Nova Scotia

Child safety expert warns against hand sanitizer packaged like snacks

The injury-prevention program at the IWK Health Centre in Halifax is warning parents against a hand-sanitizer product that looks similar to a children's squeezable snack pouch.

'[This] could easily be mistaken for an edible product'

Pouches containing hand sanitizer that look similar to squeeze pouches for applesauce, yogurt and other liquid snacks have been spotted for sale in Halifax. (Child Safety Link)

The injury-prevention program at the IWK Health Centre in Halifax is warning parents against hand sanitizer packaged like a children's snack.

The Smart Care brand products are in plastic 25-millilitre pouches with a small cap and nozzle. They look similar to a squeeze pouch that would contain liquid snacks like yogurt or applesauce.

Characters from popular children's shows and movies, like Barbie and Paw Patrol, are depicted on the packaging.

"This can easily find its way into a young child's hand, no problem, and could easily be mistaken for an edible product," said Chantal Walsh, a health promotion specialist with Child Safety Link.

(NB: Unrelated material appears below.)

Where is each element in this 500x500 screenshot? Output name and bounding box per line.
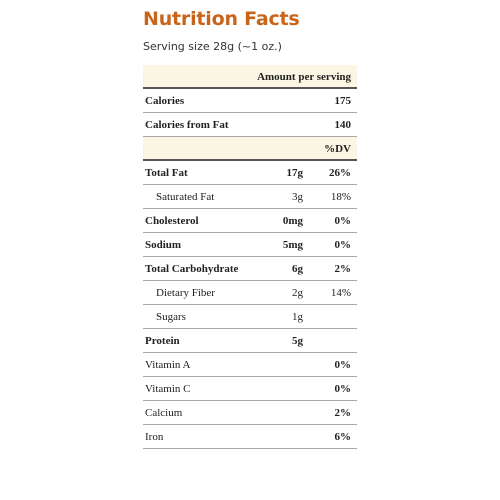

While there are warnings on the packaging advising parents to supervise children under six, along with "do not eat" on the front, Walsh said these products are still an "alarming issue."

There's also a small plastic tab that Walsh said could be a choking hazard.

The sanitizer pouches have an alcohol level that would be "dangerous" to small children if ingested. Walsh said that could mean internal or external irritation or pose a risk for something "more fatal."

Smart Care was one of more than 50 products included in Health Canada's evolving list of hand sanitizers being recalled.

Meredith Schneider, a spokesperson with Ashtel Studios Inc. which owns the Smart Care brand, said product safety is a top priority.

"Once the concern about the packaging was brought to our attention we immediately started the process to remove this product from the market," Schneider said in an emailed statement to CBC News on Wednesday.

Schneider also said the sanitizer recalled on Health Canada's website under the name "Smart Care" is not their product. A company named R&D Technical Solutions Ltd. used the brand name without permission and legal action is underway.

Walsh said the product was first brought to her attention by a colleague who saw it being marketed in Ontario, but it has since been spotted for sale in Halifax.

With parents starting back-to-school shopping in a time when there are so many new health recommendations, particularly around clean hands, Walsh said parents with young children should refrain from sending them to school with a supply of sanitizer in their backpacks.

"You can go over all the rules or all the warnings … it may not be as easy to trust or know that they're using them effectively [at school]," she said.